При Уильяме Маккинли у деловых кругов появился президент-республиканец, одобрявший консолидацию и не ставивший никаких препятствий антимонопольному законодательству. Генезис сталелитейной компании United States Steel в 1901 г. был неотделим от этого попустительского настроения в сфере регулирования, которое последовало за победой республиканцев в 1900 г. После поражения Уильяма Дженнингса Брайана и его сторонников, выступавших против империализма и разрушения трестов, деловое сообщество почувствовало себя смелее и решилось на новые свершения. Через несколько недель после победы партии вице-президент Теодор Рузвельт пригласил Элиху Рута, военного министра, на обед в честь Пьерпонта Моргана. "Надеюсь, вы сможете прийти на мой ужин в честь Дж. Пьерпонта Моргана", - писал он. "Видите ли, это представляет собой попытку с моей стороны стать консервативным человеком, поддерживающим связь с влиятельными классами, и я думаю, что заслуживаю поощрения".

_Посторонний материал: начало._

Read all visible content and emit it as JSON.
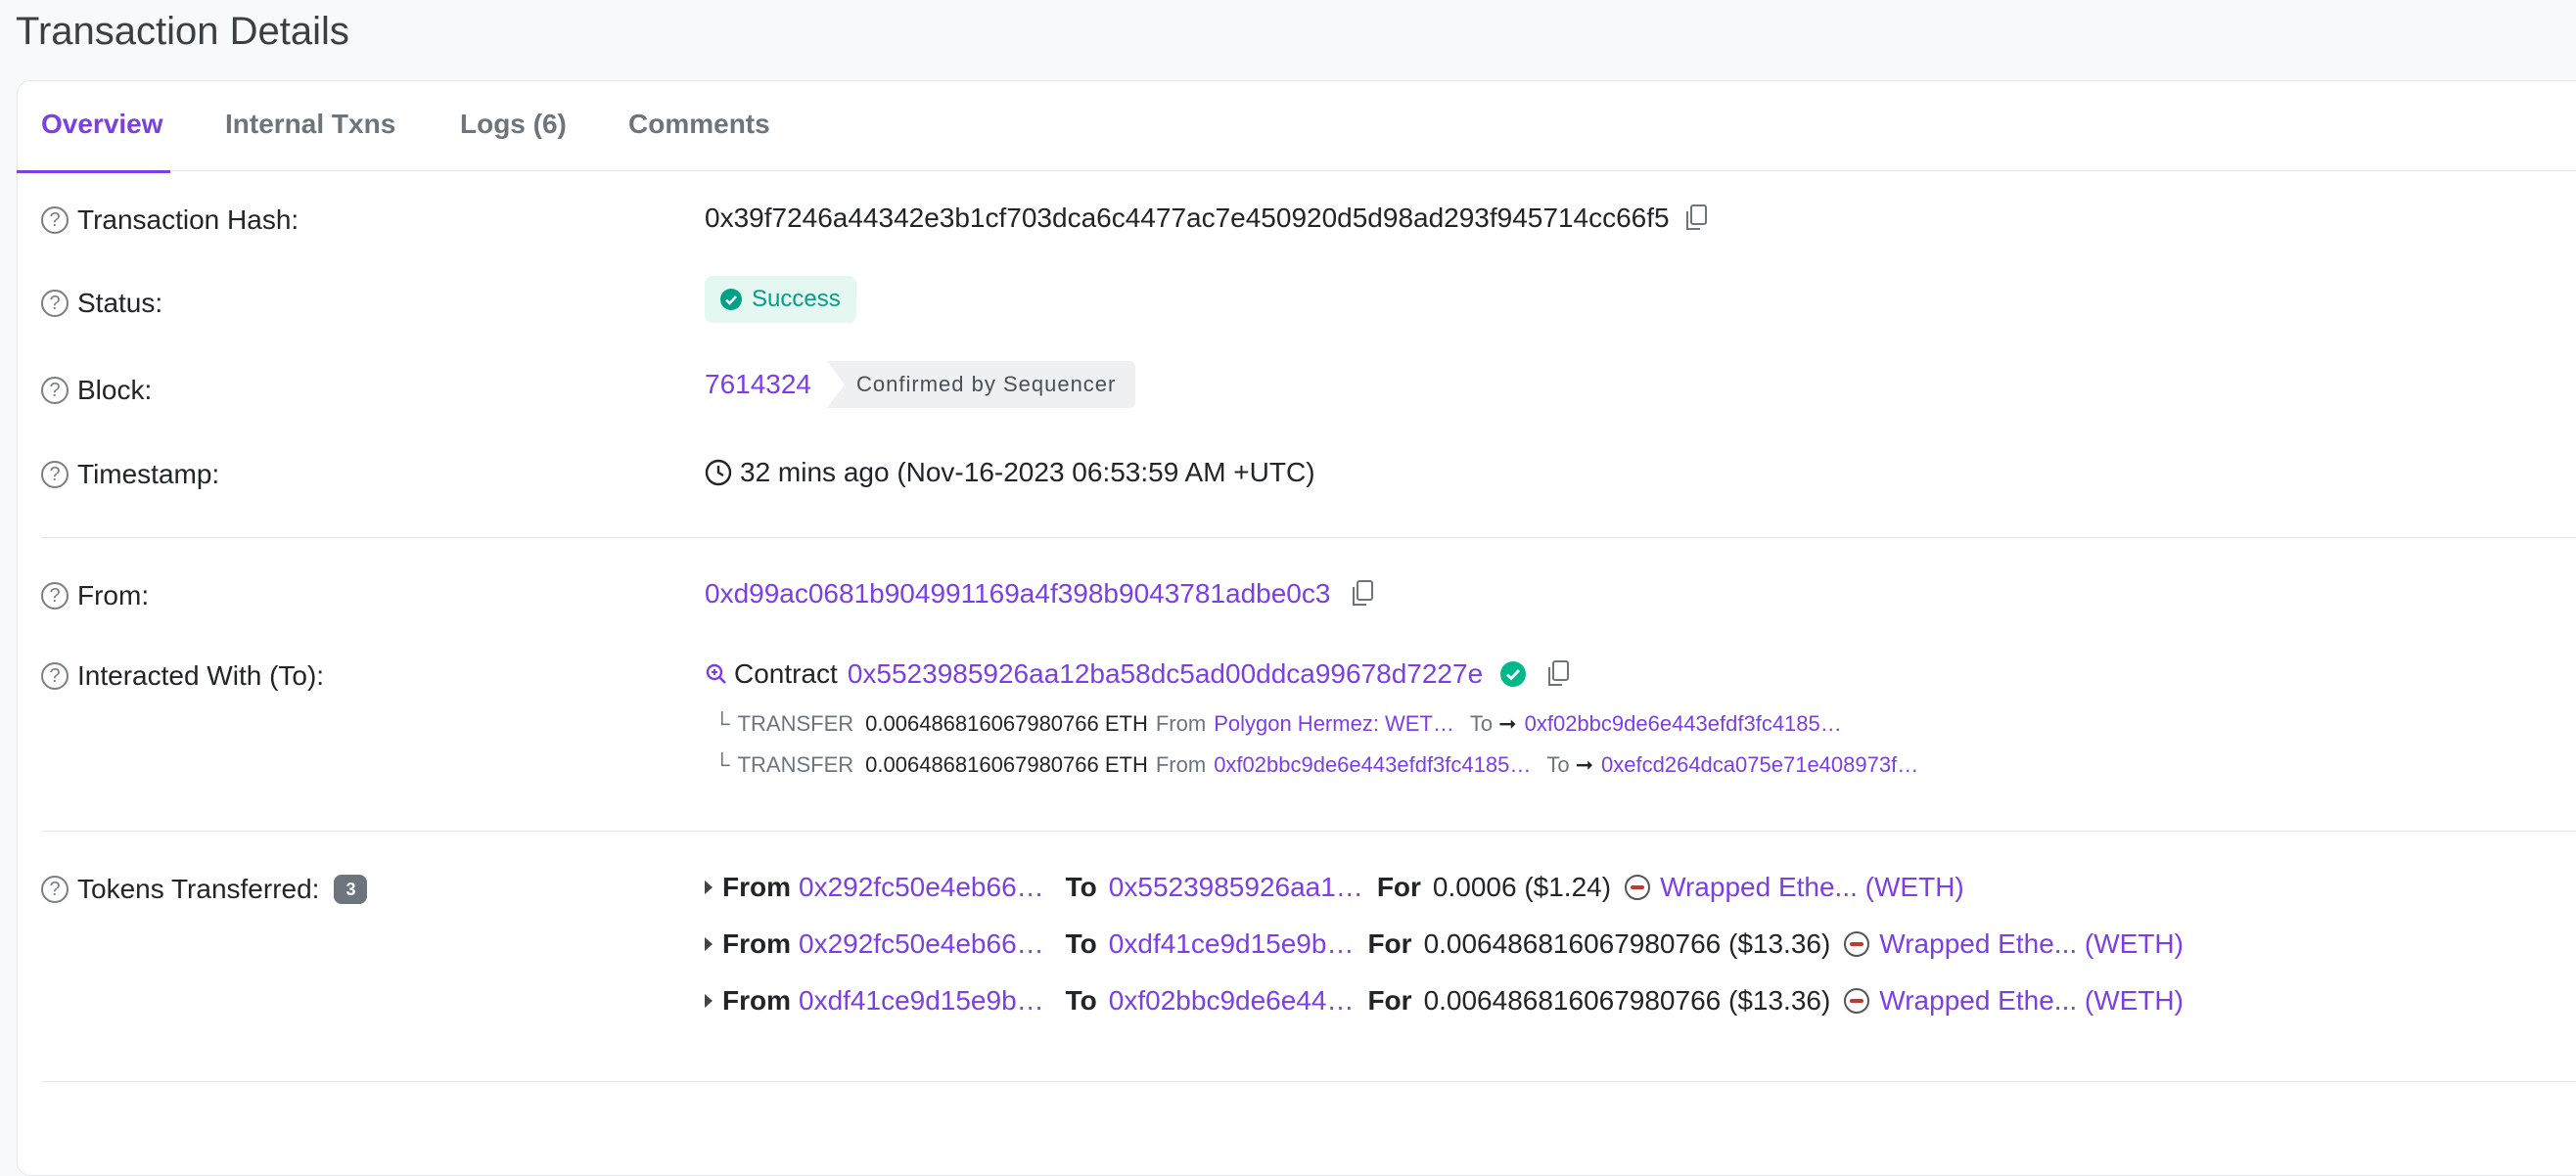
{
  "page": {
    "title": "Transaction Details"
  },
  "tabs": [
    {
      "label": "Overview",
      "active": true
    },
    {
      "label": "Internal Txns"
    },
    {
      "label": "Logs (6)"
    },
    {
      "label": "Comments"
    }
  ],
  "fields": {
    "tx_hash": {
      "label": "Transaction Hash:",
      "value": "0x39f7246a44342e3b1cf703dca6c4477ac7e450920d5d98ad293f945714cc66f5"
    },
    "status": {
      "label": "Status:",
      "value": "Success"
    },
    "block": {
      "label": "Block:",
      "value": "7614324",
      "confirmation": "Confirmed by Sequencer"
    },
    "timestamp": {
      "label": "Timestamp:",
      "value": "32 mins ago (Nov-16-2023 06:53:59 AM +UTC)"
    },
    "from": {
      "label": "From:",
      "value": "0xd99ac0681b904991169a4f398b9043781adbe0c3"
    },
    "interacted": {
      "label": "Interacted With (To):",
      "prefix": "Contract",
      "address": "0x5523985926aa12ba58dc5ad00ddca99678d7227e",
      "transfers": [
        {
          "tree": "└",
          "type": "TRANSFER",
          "amount": "0.006486816067980766 ETH",
          "from_label": "From",
          "from": "Polygon Hermez: WET…",
          "to_label": "To",
          "arrow": "➞",
          "to": "0xf02bbc9de6e443efdf3fc4185…"
        },
        {
          "tree": "└",
          "type": "TRANSFER",
          "amount": "0.006486816067980766 ETH",
          "from_label": "From",
          "from": "0xf02bbc9de6e443efdf3fc4185…",
          "to_label": "To",
          "arrow": "➞",
          "to": "0xefcd264dca075e71e408973f…"
        }
      ]
    },
    "tokens": {
      "label": "Tokens Transferred:",
      "count": "3",
      "from_label": "From",
      "to_label": "To",
      "for_label": "For",
      "rows": [
        {
          "from": "0x292fc50e4eb66…",
          "to": "0x5523985926aa1…",
          "amount": "0.0006 ($1.24)",
          "token": "Wrapped Ethe... (WETH)"
        },
        {
          "from": "0x292fc50e4eb66…",
          "to": "0xdf41ce9d15e9b…",
          "amount": "0.006486816067980766 ($13.36)",
          "token": "Wrapped Ethe... (WETH)"
        },
        {
          "from": "0xdf41ce9d15e9b…",
          "to": "0xf02bbc9de6e44…",
          "amount": "0.006486816067980766 ($13.36)",
          "token": "Wrapped Ethe... (WETH)"
        }
      ]
    }
  },
  "icons": {
    "help": "question-circle-icon",
    "copy": "copy-icon",
    "success": "check-circle-icon",
    "clock": "clock-icon",
    "contract": "magnifier-contract-icon",
    "verified": "verified-check-icon",
    "token": "weth-token-icon",
    "expand": "caret-right-icon"
  },
  "colors": {
    "accent": "#7b3fe4",
    "success": "#00a186",
    "success_bg": "#e4f7f1",
    "text": "#212529",
    "muted": "#6c757d"
  }
}
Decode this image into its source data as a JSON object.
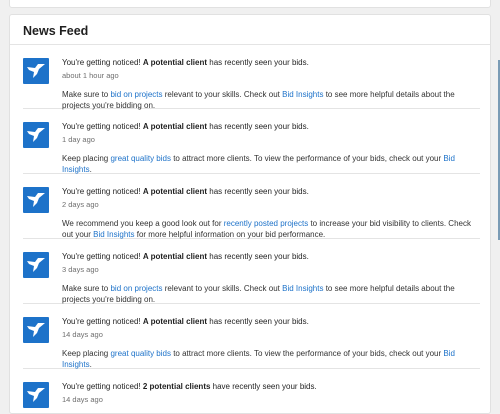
{
  "header": {
    "title": "News Feed"
  },
  "items": [
    {
      "prefix": "You're getting noticed! ",
      "client": "A potential client",
      "suffix": " has recently seen your bids.",
      "time": "about 1 hour ago",
      "d1": "Make sure to ",
      "l1": "bid on projects",
      "d2": " relevant to your skills. Check out ",
      "l2": "Bid Insights",
      "d3": " to see more helpful details about the projects you're bidding on."
    },
    {
      "prefix": "You're getting noticed! ",
      "client": "A potential client",
      "suffix": " has recently seen your bids.",
      "time": "1 day ago",
      "d1": "Keep placing ",
      "l1": "great quality bids",
      "d2": " to attract more clients. To view the performance of your bids, check out your ",
      "l2": "Bid Insights",
      "d3": "."
    },
    {
      "prefix": "You're getting noticed! ",
      "client": "A potential client",
      "suffix": " has recently seen your bids.",
      "time": "2 days ago",
      "d1": "We recommend you keep a good look out for ",
      "l1": "recently posted projects",
      "d2": " to increase your bid visibility to clients. Check out your ",
      "l2": "Bid Insights",
      "d3": " for more helpful information on your bid performance."
    },
    {
      "prefix": "You're getting noticed! ",
      "client": "A potential client",
      "suffix": " has recently seen your bids.",
      "time": "3 days ago",
      "d1": "Make sure to ",
      "l1": "bid on projects",
      "d2": " relevant to your skills. Check out ",
      "l2": "Bid Insights",
      "d3": " to see more helpful details about the projects you're bidding on."
    },
    {
      "prefix": "You're getting noticed! ",
      "client": "A potential client",
      "suffix": " has recently seen your bids.",
      "time": "14 days ago",
      "d1": "Keep placing ",
      "l1": "great quality bids",
      "d2": " to attract more clients. To view the performance of your bids, check out your ",
      "l2": "Bid Insights",
      "d3": "."
    },
    {
      "prefix": "You're getting noticed! ",
      "client": "2 potential clients",
      "suffix": " have recently seen your bids.",
      "time": "14 days ago",
      "d1": "",
      "l1": "",
      "d2": "",
      "l2": "",
      "d3": ""
    }
  ],
  "brand_color": "#1d72c9",
  "icon": "freelancer-bird-icon"
}
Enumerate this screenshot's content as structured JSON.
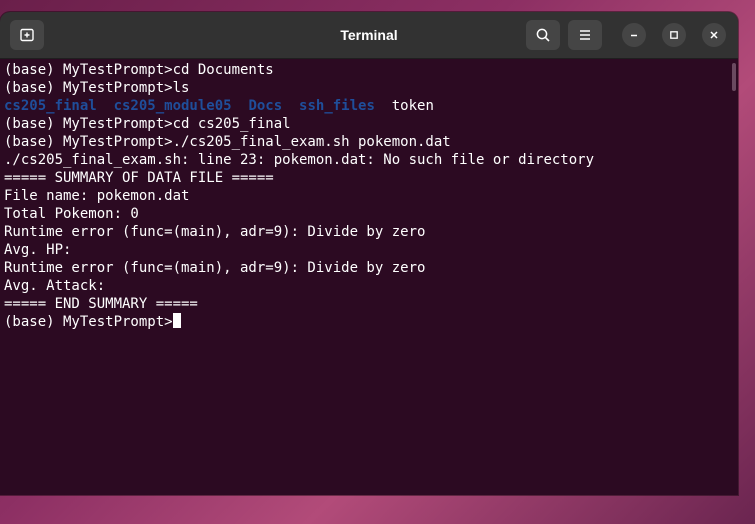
{
  "window": {
    "title": "Terminal"
  },
  "header": {
    "new_tab_icon": "new-tab-icon",
    "search_icon": "search-icon",
    "menu_icon": "hamburger-menu-icon",
    "minimize_icon": "minimize-icon",
    "maximize_icon": "maximize-icon",
    "close_icon": "close-icon"
  },
  "colors": {
    "terminal_bg": "#2c0a22",
    "directory_text": "#1f4e9a",
    "text": "#ffffff",
    "titlebar": "#323232"
  },
  "terminal": {
    "lines": [
      "(base) MyTestPrompt>cd Documents",
      "(base) MyTestPrompt>ls",
      null,
      "(base) MyTestPrompt>cd cs205_final",
      "(base) MyTestPrompt>./cs205_final_exam.sh pokemon.dat",
      "./cs205_final_exam.sh: line 23: pokemon.dat: No such file or directory",
      "===== SUMMARY OF DATA FILE =====",
      "File name: pokemon.dat",
      "Total Pokemon: 0",
      "Runtime error (func=(main), adr=9): Divide by zero",
      "Avg. HP:",
      "Runtime error (func=(main), adr=9): Divide by zero",
      "Avg. Attack:",
      "===== END SUMMARY =====",
      "(base) MyTestPrompt>"
    ],
    "ls_output": [
      {
        "name": "cs205_final",
        "type": "dir"
      },
      {
        "name": "cs205_module05",
        "type": "dir"
      },
      {
        "name": "Docs",
        "type": "dir"
      },
      {
        "name": "ssh_files",
        "type": "dir"
      },
      {
        "name": "token",
        "type": "file"
      }
    ]
  }
}
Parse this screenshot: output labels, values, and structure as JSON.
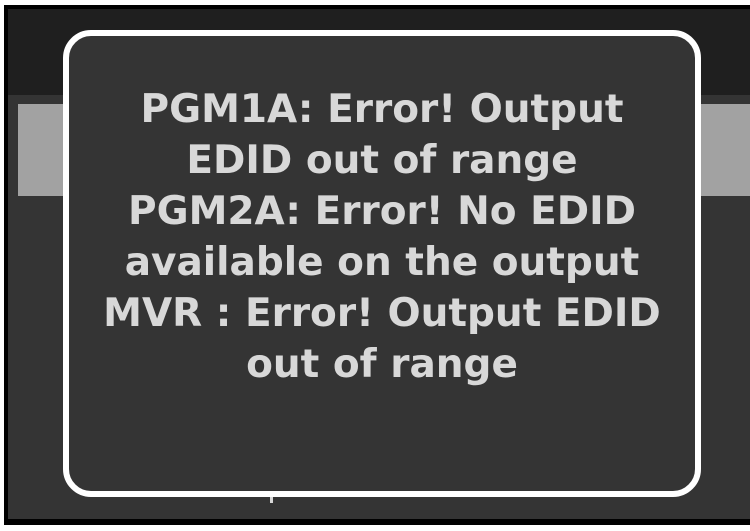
{
  "dialog": {
    "lines": [
      "PGM1A: Error! Output",
      "EDID out of range",
      "PGM2A: Error! No EDID",
      "available on the output",
      "MVR : Error! Output EDID",
      "out of range"
    ]
  }
}
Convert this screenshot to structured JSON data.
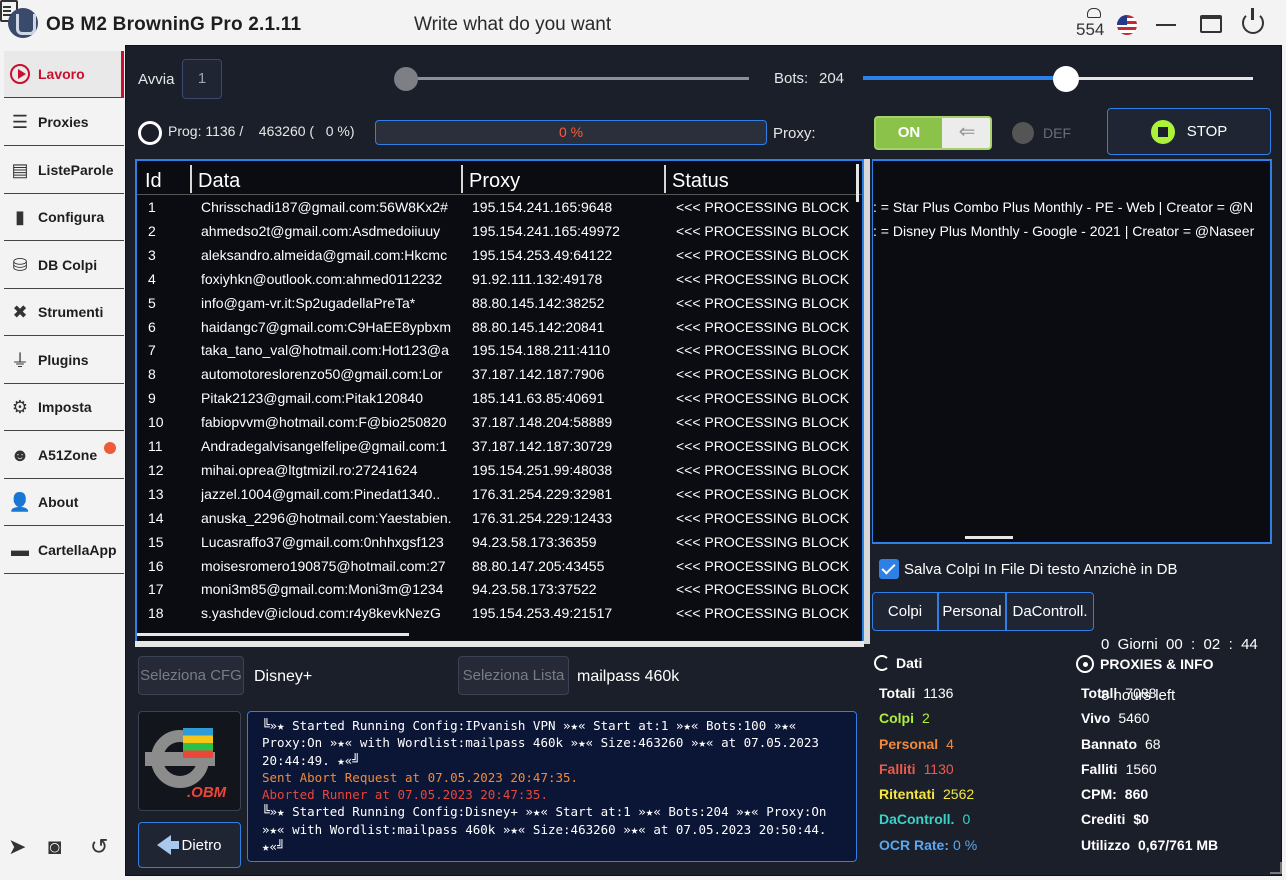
{
  "title_bar": {
    "app_title": "OB M2 BrowninG Pro  2.1.11",
    "hint": "Write what do you want",
    "counter": "554"
  },
  "sidebar": {
    "items": [
      {
        "label": "Lavoro",
        "icon": "play-icon"
      },
      {
        "label": "Proxies",
        "icon": "server-icon"
      },
      {
        "label": "ListeParole",
        "icon": "list-icon"
      },
      {
        "label": "Configura",
        "icon": "book-icon"
      },
      {
        "label": "DB Colpi",
        "icon": "database-icon"
      },
      {
        "label": "Strumenti",
        "icon": "tools-icon"
      },
      {
        "label": "Plugins",
        "icon": "plug-icon"
      },
      {
        "label": "Imposta",
        "icon": "gear-icon"
      },
      {
        "label": "A51Zone",
        "icon": "alien-icon"
      },
      {
        "label": "About",
        "icon": "user-question-icon"
      },
      {
        "label": "CartellaApp",
        "icon": "folder-icon"
      }
    ]
  },
  "controls": {
    "avvia_label": "Avvia",
    "avvia_value": "1",
    "bots_label": "Bots:",
    "bots_value": "204",
    "bots_level": 0.52,
    "avvia_level": 0.0,
    "progress_text": "Prog: 1136 /    463260 (   0 %)",
    "progress_bar_text": "0 %",
    "progress_value": 0,
    "proxy_label": "Proxy:",
    "proxy_toggle_on": "ON",
    "def_label": "DEF",
    "stop_label": "STOP"
  },
  "table": {
    "columns": [
      "Id",
      "Data",
      "Proxy",
      "Status"
    ],
    "rows": [
      [
        "1",
        "Chrisschadi187@gmail.com:56W8Kx2#",
        "195.154.241.165:9648",
        "<<< PROCESSING BLOCK:"
      ],
      [
        "2",
        "ahmedso2t@gmail.com:Asdmedoiiuuy",
        "195.154.241.165:49972",
        "<<< PROCESSING BLOCK:"
      ],
      [
        "3",
        "aleksandro.almeida@gmail.com:Hkcmc",
        "195.154.253.49:64122",
        "<<< PROCESSING BLOCK:"
      ],
      [
        "4",
        "foxiyhkn@outlook.com:ahmed0112232",
        "91.92.111.132:49178",
        "<<< PROCESSING BLOCK:"
      ],
      [
        "5",
        "info@gam-vr.it:Sp2ugadellaPreTa*",
        "88.80.145.142:38252",
        "<<< PROCESSING BLOCK:"
      ],
      [
        "6",
        "haidangc7@gmail.com:C9HaEE8ypbxm",
        "88.80.145.142:20841",
        "<<< PROCESSING BLOCK:"
      ],
      [
        "7",
        "taka_tano_val@hotmail.com:Hot123@a",
        "195.154.188.211:4110",
        "<<< PROCESSING BLOCK:"
      ],
      [
        "8",
        "automotoreslorenzo50@gmail.com:Lor",
        "37.187.142.187:7906",
        "<<< PROCESSING BLOCK:"
      ],
      [
        "9",
        "Pitak2123@gmail.com:Pitak120840",
        "185.141.63.85:40691",
        "<<< PROCESSING BLOCK:"
      ],
      [
        "10",
        "fabiopvvm@hotmail.com:F@bio250820",
        "37.187.148.204:58889",
        "<<< PROCESSING BLOCK:"
      ],
      [
        "11",
        "Andradegalvisangelfelipe@gmail.com:1",
        "37.187.142.187:30729",
        "<<< PROCESSING BLOCK:"
      ],
      [
        "12",
        "mihai.oprea@ltgtmizil.ro:27241624",
        "195.154.251.99:48038",
        "<<< PROCESSING BLOCK:"
      ],
      [
        "13",
        "jazzel.1004@gmail.com:Pinedat1340..",
        "176.31.254.229:32981",
        "<<< PROCESSING BLOCK:"
      ],
      [
        "14",
        "anuska_2296@hotmail.com:Yaestabien.",
        "176.31.254.229:12433",
        "<<< PROCESSING BLOCK:"
      ],
      [
        "15",
        "Lucasraffo37@gmail.com:0nhhxgsf123",
        "94.23.58.173:36359",
        "<<< PROCESSING BLOCK:"
      ],
      [
        "16",
        "moisesromero190875@hotmail.com:27",
        "88.80.147.205:43455",
        "<<< PROCESSING BLOCK:"
      ],
      [
        "17",
        "moni3m85@gmail.com:Moni3m@1234",
        "94.23.58.173:37522",
        "<<< PROCESSING BLOCK:"
      ],
      [
        "18",
        "s.yashdev@icloud.com:r4y8kevkNezG",
        "195.154.253.49:21517",
        "<<< PROCESSING BLOCK:"
      ]
    ]
  },
  "hits_panel": {
    "lines": [
      ": = Star Plus Combo Plus Monthly - PE - Web | Creator = @N",
      ": = Disney Plus Monthly - Google - 2021 | Creator = @Naseer"
    ]
  },
  "save_option": {
    "label": "Salva Colpi In File Di testo Anzichè in DB",
    "checked": true
  },
  "tabs": {
    "colpi": "Colpi",
    "personal": "Personal",
    "dacontroll": "DaControll."
  },
  "timer": {
    "line1": "0  Giorni  00  :  02  :  44",
    "line2": "8 hours left"
  },
  "selectors": {
    "cfg_button": "Seleziona CFG",
    "cfg_value": "Disney+",
    "lista_button": "Seleziona Lista",
    "lista_value": "mailpass 460k"
  },
  "logo_text": ".OBM",
  "back_button": "Dietro",
  "log": [
    {
      "text": "╚»★ Started Running Config:IPvanish VPN »★« Start at:1 »★« Bots:100 »★« Proxy:On »★« with Wordlist:mailpass 460k »★« Size:463260 »★« at 07.05.2023 20:44:49. ★«╝",
      "style": "w"
    },
    {
      "text": "Sent Abort Request at 07.05.2023 20:47:35.",
      "style": "o"
    },
    {
      "text": "Aborted Runner at 07.05.2023 20:47:35.",
      "style": "r"
    },
    {
      "text": "╚»★ Started Running Config:Disney+ »★« Start at:1 »★« Bots:204 »★« Proxy:On »★« with Wordlist:mailpass 460k »★« Size:463260 »★« at 07.05.2023 20:50:44. ★«╝",
      "style": "w"
    }
  ],
  "dati": {
    "title": "Dati",
    "totali_label": "Totali",
    "totali_value": "1136",
    "colpi_label": "Colpi",
    "colpi_value": "2",
    "personal_label": "Personal",
    "personal_value": "4",
    "falliti_label": "Falliti",
    "falliti_value": "1130",
    "ritentati_label": "Ritentati",
    "ritentati_value": "2562",
    "dacontroll_label": "DaControll.",
    "dacontroll_value": "0",
    "ocr_label": "OCR Rate:",
    "ocr_value": "0  %",
    "colors": {
      "colpi": "#aef13a",
      "personal": "#f08a3c",
      "falliti": "#ef5a4a",
      "ritentati": "#f5e642",
      "dacontroll": "#3ad3c8",
      "ocr": "#5aa8f0"
    }
  },
  "proxies_info": {
    "title": "PROXIES & INFO",
    "totali_label": "Totali",
    "totali_value": "7088",
    "vivo_label": "Vivo",
    "vivo_value": "5460",
    "bannato_label": "Bannato",
    "bannato_value": "68",
    "falliti_label": "Falliti",
    "falliti_value": "1560",
    "cpm_label": "CPM:",
    "cpm_value": "860",
    "crediti_label": "Crediti",
    "crediti_value": "$0",
    "utilizzo_label": "Utilizzo",
    "utilizzo_value": "0,67/761 MB"
  }
}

Этот ужин предшествовал первым обсуждениям сталелитейной компании U.S. Steel в течение недели и должен был убедить Пирпонта в том, что администрация Маккинли будет сдержанно относиться к трестам. История создания сталелитейного треста до сих пор вызывает споры. Самые красочные версии приписывают идею сталелитейщику Джону В. "Bet-a-Million" Гейтсу, который якобы придумал ее во время игры в бильярд в отеле Waldorf-Astoria, находившемся тогда на Пятой авеню и Тридцать четвертой улице. Бывший продавец колючей проволоки и участник биржевых торгов, Гейтс отличался крепким, ершистым характером: дерби всегда было надвинуто на голову, а в углу рта торчала большая сигара. Он любил делать ставки на скорость капель дождя, стекающих по окну поезда, а свое прозвище получил благодаря огромному пари, которое он однажды заключил на английскую чистокровную породу. Не довольствуясь американским сталелитейным трестом, Гейтс хотел включить в него немецких производителей и попытаться создать глобальный картель.

Более трезвые версии "U.S. Steel" объясняют возникновение треста надвигающимся столкновением между сталелитейной компанией Эндрю Карнеги и двумя сталелитейными предприятиями Пьерпонта - Federal Steel и National Tube. Будучи ведущим производителем нерафинированной стали, Карнеги в июле 1900 г. решил заняться производством готовой продукции, такой как трубы и проволока. Как глава второго по величине сталелитейного концерна, Пьерпонт опасался повторения железнодорожного хаоса с перестройкой и ценовыми войнами. Он кричал, что Карнеги "деморализует" всю отрасль конкуренцией. Готовясь к мрачной битве, он приказал своим производителям готовой продукции подготовиться к встрече с Карнеги в области нерафинированной стали.